America Must Fight to Defend Democracy in Libya

Mark Laluan

Limited war is a concept that has until very recently been lost to the sands of time.

NATO involvement in the campaign by Libyan Revolutionaries to overthrow the dictatorship of Moammar Gaddafi should be lauded as an example of how the Western World can actively support the “good fight” without having to commit to the long-term deployment of ground forces.

America is a consistent force for good on the world stage; if we are to employ our powers to defend democratic principles worldwide, we must possess the ability to provide a measured response to foreign emergencies.

The steps taken by the United States and the European Union to first place financial pressure on the Gaddafi Regime, and then to authorize limited bombing of targets of interests in support of Libyan Transitional Council’s efforts to remove the autocratic Gaddafi Regime, show that intervention does not necessarily lead to foreign entanglements.

History shows us that this notion is not without precedent.

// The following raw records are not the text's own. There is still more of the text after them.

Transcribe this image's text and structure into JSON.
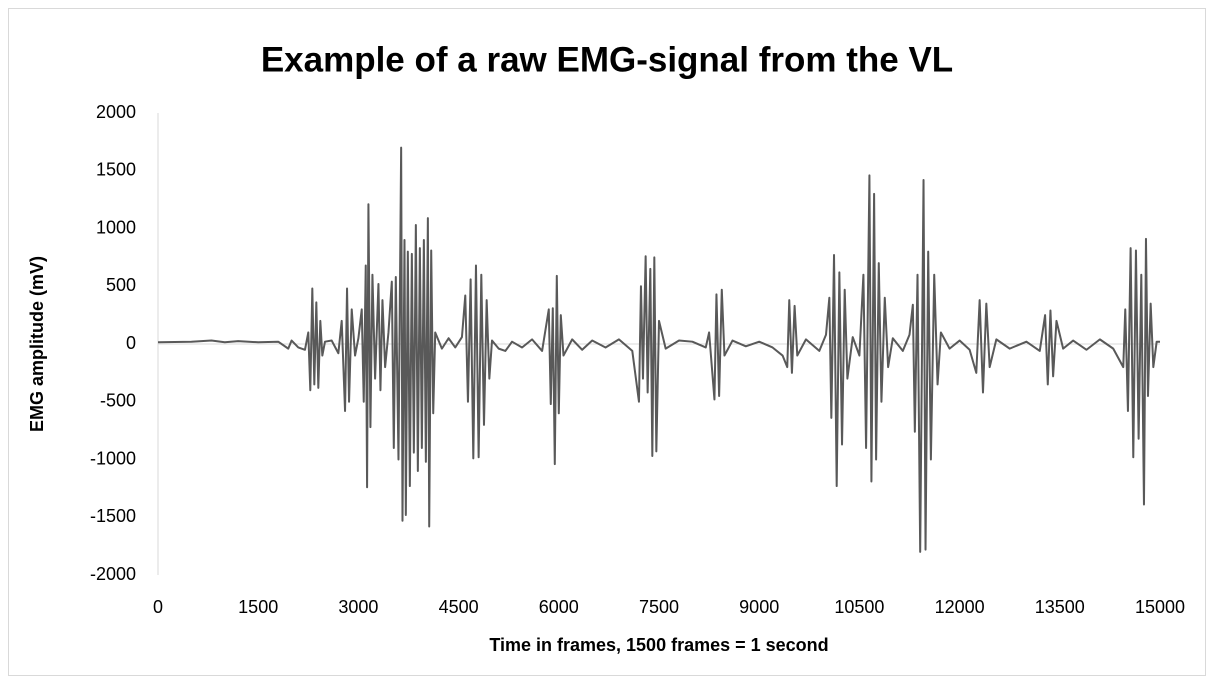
{
  "chart_data": {
    "type": "line",
    "title": "Example of a raw EMG-signal from the VL",
    "xlabel": "Time in frames, 1500 frames = 1 second",
    "ylabel": "EMG amplitude (mV)",
    "color": "#595959",
    "xlim": [
      0,
      15000
    ],
    "xticks": [
      0,
      1500,
      3000,
      4500,
      6000,
      7500,
      9000,
      10500,
      12000,
      13500,
      15000
    ],
    "ylim": [
      -2000,
      2000
    ],
    "yticks": [
      -2000,
      -1500,
      -1000,
      -500,
      0,
      500,
      1000,
      1500,
      2000
    ],
    "grid": false,
    "x": [
      0,
      500,
      800,
      1000,
      1200,
      1500,
      1800,
      1950,
      2000,
      2100,
      2200,
      2250,
      2280,
      2310,
      2340,
      2370,
      2400,
      2430,
      2460,
      2500,
      2600,
      2700,
      2750,
      2800,
      2830,
      2860,
      2900,
      2950,
      3000,
      3050,
      3080,
      3110,
      3130,
      3150,
      3180,
      3210,
      3250,
      3300,
      3330,
      3360,
      3400,
      3450,
      3500,
      3530,
      3560,
      3600,
      3640,
      3660,
      3690,
      3710,
      3740,
      3770,
      3800,
      3830,
      3860,
      3890,
      3920,
      3950,
      3980,
      4010,
      4040,
      4060,
      4090,
      4120,
      4150,
      4250,
      4350,
      4450,
      4550,
      4600,
      4640,
      4680,
      4720,
      4760,
      4800,
      4840,
      4880,
      4920,
      4960,
      5000,
      5100,
      5200,
      5300,
      5450,
      5600,
      5750,
      5800,
      5850,
      5880,
      5910,
      5940,
      5970,
      6000,
      6030,
      6070,
      6200,
      6350,
      6500,
      6700,
      6900,
      7100,
      7200,
      7230,
      7260,
      7300,
      7330,
      7370,
      7400,
      7430,
      7460,
      7500,
      7600,
      7800,
      8000,
      8200,
      8250,
      8330,
      8360,
      8400,
      8440,
      8480,
      8600,
      8800,
      9000,
      9200,
      9350,
      9420,
      9450,
      9490,
      9530,
      9570,
      9700,
      9900,
      10000,
      10050,
      10080,
      10120,
      10160,
      10200,
      10240,
      10280,
      10320,
      10400,
      10500,
      10560,
      10600,
      10650,
      10680,
      10720,
      10750,
      10790,
      10830,
      10880,
      10930,
      11000,
      11150,
      11250,
      11300,
      11330,
      11370,
      11410,
      11460,
      11490,
      11530,
      11570,
      11620,
      11670,
      11720,
      11850,
      12000,
      12150,
      12250,
      12300,
      12350,
      12400,
      12450,
      12550,
      12750,
      13000,
      13200,
      13280,
      13320,
      13360,
      13400,
      13450,
      13550,
      13700,
      13900,
      14100,
      14300,
      14450,
      14480,
      14520,
      14560,
      14600,
      14640,
      14680,
      14720,
      14760,
      14790,
      14820,
      14860,
      14900,
      14950,
      15000
    ],
    "values": [
      15,
      20,
      30,
      15,
      25,
      15,
      20,
      -40,
      30,
      -30,
      -50,
      100,
      -400,
      480,
      -350,
      360,
      -380,
      200,
      -100,
      20,
      30,
      -80,
      200,
      -580,
      480,
      -500,
      300,
      -100,
      50,
      300,
      -500,
      680,
      -1240,
      1210,
      -720,
      600,
      -300,
      520,
      -400,
      380,
      -200,
      100,
      540,
      -900,
      580,
      -1000,
      1700,
      -1530,
      900,
      -1480,
      800,
      -1230,
      780,
      -940,
      1030,
      -1100,
      830,
      -900,
      900,
      -1020,
      1090,
      -1580,
      810,
      -600,
      100,
      -40,
      50,
      -30,
      60,
      420,
      -500,
      560,
      -990,
      680,
      -980,
      600,
      -700,
      380,
      -300,
      30,
      -40,
      -60,
      20,
      -30,
      40,
      -60,
      120,
      300,
      -520,
      310,
      -1040,
      590,
      -600,
      250,
      -100,
      40,
      -50,
      30,
      -30,
      40,
      -60,
      -500,
      500,
      -300,
      760,
      -420,
      650,
      -970,
      750,
      -930,
      200,
      -40,
      30,
      20,
      -30,
      100,
      -480,
      430,
      -450,
      470,
      -100,
      30,
      -20,
      20,
      -30,
      -100,
      -200,
      380,
      -250,
      330,
      -100,
      40,
      -60,
      80,
      400,
      -640,
      770,
      -1230,
      620,
      -870,
      470,
      -300,
      60,
      -100,
      600,
      -900,
      1460,
      -1190,
      1300,
      -1000,
      700,
      -500,
      400,
      -200,
      50,
      -60,
      80,
      340,
      -760,
      600,
      -1800,
      1420,
      -1780,
      800,
      -1000,
      600,
      -350,
      100,
      -40,
      30,
      -50,
      -250,
      380,
      -420,
      350,
      -200,
      40,
      -40,
      20,
      -60,
      250,
      -350,
      290,
      -280,
      200,
      -40,
      30,
      -50,
      40,
      -40,
      -200,
      300,
      -580,
      830,
      -980,
      810,
      -820,
      600,
      -1390,
      910,
      -450,
      350,
      -200,
      20,
      20
    ]
  }
}
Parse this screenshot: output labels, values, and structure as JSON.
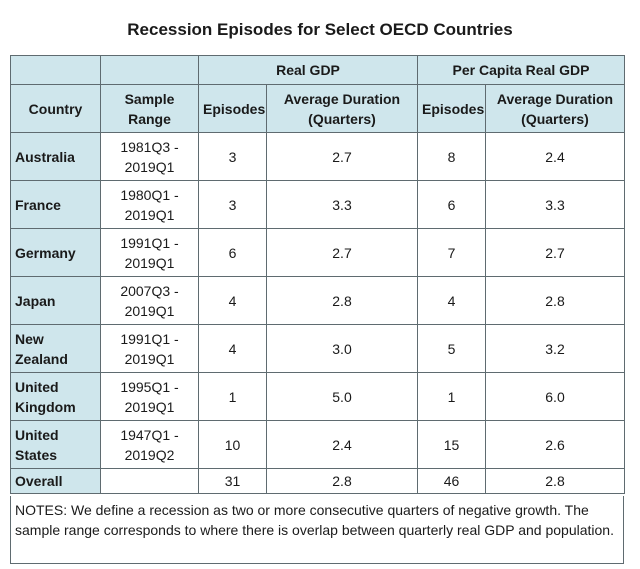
{
  "title": "Recession Episodes for Select OECD Countries",
  "group_headers": {
    "real_gdp": "Real GDP",
    "per_capita": "Per Capita Real GDP"
  },
  "column_headers": {
    "country": "Country",
    "sample_range": "Sample Range",
    "real_gdp_episodes": "Episodes",
    "real_gdp_duration": "Average Duration (Quarters)",
    "pc_episodes": "Episodes",
    "pc_duration": "Average Duration (Quarters)"
  },
  "rows": [
    {
      "country": "Australia",
      "range_start": "1981Q3 -",
      "range_end": "2019Q1",
      "gdp_episodes": "3",
      "gdp_duration": "2.7",
      "pc_episodes": "8",
      "pc_duration": "2.4"
    },
    {
      "country": "France",
      "range_start": "1980Q1 -",
      "range_end": "2019Q1",
      "gdp_episodes": "3",
      "gdp_duration": "3.3",
      "pc_episodes": "6",
      "pc_duration": "3.3"
    },
    {
      "country": "Germany",
      "range_start": "1991Q1 -",
      "range_end": "2019Q1",
      "gdp_episodes": "6",
      "gdp_duration": "2.7",
      "pc_episodes": "7",
      "pc_duration": "2.7"
    },
    {
      "country": "Japan",
      "range_start": "2007Q3 -",
      "range_end": "2019Q1",
      "gdp_episodes": "4",
      "gdp_duration": "2.8",
      "pc_episodes": "4",
      "pc_duration": "2.8"
    },
    {
      "country": "New Zealand",
      "range_start": "1991Q1 -",
      "range_end": "2019Q1",
      "gdp_episodes": "4",
      "gdp_duration": "3.0",
      "pc_episodes": "5",
      "pc_duration": "3.2"
    },
    {
      "country": "United Kingdom",
      "range_start": "1995Q1 -",
      "range_end": "2019Q1",
      "gdp_episodes": "1",
      "gdp_duration": "5.0",
      "pc_episodes": "1",
      "pc_duration": "6.0"
    },
    {
      "country": "United States",
      "range_start": "1947Q1 -",
      "range_end": "2019Q2",
      "gdp_episodes": "10",
      "gdp_duration": "2.4",
      "pc_episodes": "15",
      "pc_duration": "2.6"
    }
  ],
  "overall": {
    "label": "Overall",
    "range": "",
    "gdp_episodes": "31",
    "gdp_duration": "2.8",
    "pc_episodes": "46",
    "pc_duration": "2.8"
  },
  "notes": "NOTES: We define a recession as two or more consecutive quarters of negative growth. The sample range corresponds to where there is overlap between quarterly real GDP and population.",
  "colors": {
    "header_fill": "#cfe6ec",
    "border": "#5f6b70"
  }
}
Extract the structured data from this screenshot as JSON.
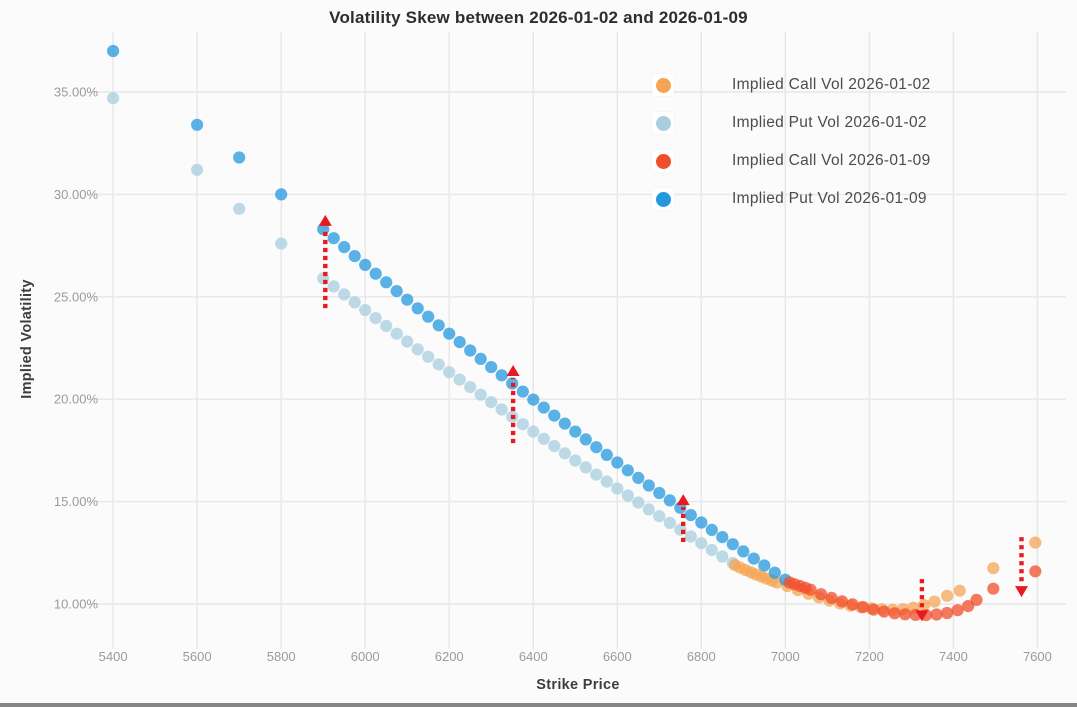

The 1999 NATO intervention in Serbia which led to the liberation of Albanian majority Kosovo from an oppressive Serb Government, the global pressures on Sudan to grant first fair representation and failing that full independence to South Sudan and the United Nations intervention to stave off the conquest of the Republic of Korea by the forces of authoritarian Communism are prime examples of how limited war can achieve great success.

Americans tend to view foreign entanglements through the lens of the Vietnam War. Even then, media manipulation of the ramifications of such events at the 1968 Tet Offensive have distorted the American public’s ability to judge success and failure overseas with a necessary degree of precision.

The gains made by the forces of democracy in Libya show that the Western World can advance the cause of liberty, equality and brotherhood without having to resort to overwhelming force.

Even if direct and aggressive intervention is required—as it was in the case of the Korean War—such intervention does not guarantee automatic tragedy, loss of civil liberties and a decline in the standard of living.

Such fears are merely boogiemen deployed by certain interest groups to deny America and the Western World the barest courtesy of open debate on the merits of an interventionist foreign policy.

Such propaganda was used to great effect in the Vietnam War. The insurgency in South Vietnam—the famed Viet Cong—had been broken in the Tet Offensive, the North Vietnamese Army was shattered by American firepower and yet Hanoi’s propaganda was able to sap American patience and thus her will to fight.

After 1973, the United States began to halt the necessary aid—air support, maintenance support—required by the South Vietnamese to continue the war. Military historians contend that as long as the Army of the Republic of Vietnam was given material aid; the thousands of US troops deployed to Vietnam could have been brought home with no adverse effect to the war effort.

Instead, the US Congress stopped military aid to the South and the North Vietnamese—with a generous helping of Soviet and Chinese aid—overran the South to the determent of democracy.

The same mistake should not be made in Libya. America should commit to aiding the Libyan Transitional Council’s quest to bring popular rule to that North African nation.

We should not be haunted by the ghosts of the past, rather we should ensure that their lives were not shed in vain. An isolationist, non-interventionist stance is unwise to embark upon in an increasingly globalized society.

When Washington wrote his Farewell Address cautioning the infant Republic from engaging in foreign entanglements, America could afford to be an island unto itself. A decade later the United States Navy was patrolling the waters of the Mediterranean, actively intervening to stop the Barbary States from plundering our commerce, an act which proved that our First President’s wisdom was not infallible.

Now we face our own Barbary Coast crisis and we ought to highly resolve to redouble our efforts in the defense of democratic principles abroad.